Select Trusted Entity:
In Trusted Entity Choose AWS Account
- In AWS Account, Choose "Another AWS account".
- Enter the Account ID of the source account (Account A).

Attach Policies:
- Select the "AmazonS3FullAccess" policy or create a custom policy with specific permissions attach policies to role.

Review and Create:
- Review the configuration and click "Create role".
- Here we see that Role was successfully created.

Step 2: Set Up Bucket Policy in the Target Account (Account B)
- Now Navigate to the S3 service in Account B.
- Select the S3 bucket you want to share.

- Go to the "Permissions" tab and click on "Bucket Policy".
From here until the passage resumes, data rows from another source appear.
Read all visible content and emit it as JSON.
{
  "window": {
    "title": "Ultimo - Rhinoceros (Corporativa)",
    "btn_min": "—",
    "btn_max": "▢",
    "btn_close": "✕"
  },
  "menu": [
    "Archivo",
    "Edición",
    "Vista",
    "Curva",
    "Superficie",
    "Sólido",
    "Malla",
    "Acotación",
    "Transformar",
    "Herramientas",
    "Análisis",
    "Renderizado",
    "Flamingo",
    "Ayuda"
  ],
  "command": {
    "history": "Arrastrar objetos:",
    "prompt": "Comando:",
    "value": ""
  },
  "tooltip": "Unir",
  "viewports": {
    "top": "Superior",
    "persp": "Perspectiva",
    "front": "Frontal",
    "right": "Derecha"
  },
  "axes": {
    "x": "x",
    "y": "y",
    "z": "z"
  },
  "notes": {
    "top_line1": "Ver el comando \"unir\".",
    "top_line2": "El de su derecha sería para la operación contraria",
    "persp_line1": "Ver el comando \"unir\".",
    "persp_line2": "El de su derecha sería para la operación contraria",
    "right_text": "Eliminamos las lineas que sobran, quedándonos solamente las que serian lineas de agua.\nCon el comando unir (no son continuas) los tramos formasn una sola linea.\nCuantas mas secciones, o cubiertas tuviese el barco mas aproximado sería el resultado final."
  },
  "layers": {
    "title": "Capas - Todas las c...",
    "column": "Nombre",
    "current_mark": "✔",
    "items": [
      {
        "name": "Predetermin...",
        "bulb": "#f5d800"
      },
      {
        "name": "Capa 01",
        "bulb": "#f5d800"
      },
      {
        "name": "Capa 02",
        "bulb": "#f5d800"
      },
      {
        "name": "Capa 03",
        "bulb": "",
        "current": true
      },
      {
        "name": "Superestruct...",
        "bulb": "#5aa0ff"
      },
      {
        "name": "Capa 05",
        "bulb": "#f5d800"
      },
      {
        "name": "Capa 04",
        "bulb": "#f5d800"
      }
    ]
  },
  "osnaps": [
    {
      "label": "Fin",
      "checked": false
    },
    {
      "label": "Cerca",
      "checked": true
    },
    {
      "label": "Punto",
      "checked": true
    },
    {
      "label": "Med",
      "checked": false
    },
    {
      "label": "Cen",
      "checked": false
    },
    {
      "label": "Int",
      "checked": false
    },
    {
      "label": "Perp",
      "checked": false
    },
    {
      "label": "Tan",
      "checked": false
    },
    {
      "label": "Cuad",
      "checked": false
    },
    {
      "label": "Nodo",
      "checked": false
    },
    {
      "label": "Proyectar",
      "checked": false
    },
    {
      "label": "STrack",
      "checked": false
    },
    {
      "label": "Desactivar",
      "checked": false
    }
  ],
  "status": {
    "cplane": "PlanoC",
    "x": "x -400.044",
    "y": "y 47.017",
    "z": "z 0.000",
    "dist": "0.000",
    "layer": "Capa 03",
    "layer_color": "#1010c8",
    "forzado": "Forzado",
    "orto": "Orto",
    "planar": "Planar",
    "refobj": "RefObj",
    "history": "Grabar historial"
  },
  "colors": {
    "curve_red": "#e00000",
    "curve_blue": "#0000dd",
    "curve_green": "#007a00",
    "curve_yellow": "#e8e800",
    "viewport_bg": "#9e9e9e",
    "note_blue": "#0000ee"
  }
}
- Add a bucket policy to allow access from Account A:
Here is the bucket policy to be add
{
"Version": "2012-10-17",
"Statement": [
{
"Effect": "Allow",
"Principal": {
"AWS": "arn:aws:iam::AccountA-ID:root" #here we need to add account id of the AWS Account
},
"Action": "s3:*",
"Resource": [
"arn:aws:s3:::your-bucket-name",
"arn:aws:s3:::your-bucket-name/*"
]
}
]
}

- Now Save the bucket policy.
Step 3: Assume the IAM Role from the Source Account (Account A)
- Sign in to the AWS Management Console of Account A.
- Navigate to IAM.

Create a new policy to assume the role in Account B:
- Click on "Policies" in the left sidebar.
- Click the "Create policy" button.

- Add the following JSON policy:
{
"Version": "2012-10-17",
"Statement": [
{
"Effect": "Allow",
"Action": "sts:AssumeRole",
"Resource": "arn:aws:iam::AccountB-ID:role/Role-Name"
}
]
}

Attach the Policy to IAM Users or Roles in Account A:
- Now Assign this policy to the users or roles that need to access the S3 bucket in Account B

Step 4: Access the S3 Bucket from Account A
Use AWS CLI to assume the role and access the bucket:
aws sts assume-role --role-arn "arn:aws:iam::AccountB-ID:role/Role-Name" --role-session-name AWSCLI-Session
.png)
Access the S3 bucket:
aws s3 ls s3://your-bucket-name

Here we see that From Account B we can Accessed Account A S3 Bucket
Conclusion
It is very important that an S3 bucket can be accessed from another AWS account to share resources across teams or projects within an organization. With an adequately set up IAM role, a trust policy, and a bucket policy, you will have secure cross-account access and maximum efficiency of access to S3 resources. It does so by creating an IAM role in the target account, Account B, configuring the bucket policy to grant necessary permissions, and then assuming that role from the source account, Account A, towards temporary security credentials. Very fine-grained access towards the S3 Bucket and actions is allowed.
The guide has enabled you to have cross-account access securely and in the best practices regarding security in AWS. These steps would allow you to enjoy better collaboration and management of the resources without having to close your eyes on security. Remember always to allow what is necessary, that is, the concept of least privilege. In other words, this cross-account access of an S3 bucket is handy when implemented properly: for enhancing operational efficiency and data management, along with having in place critical security controls.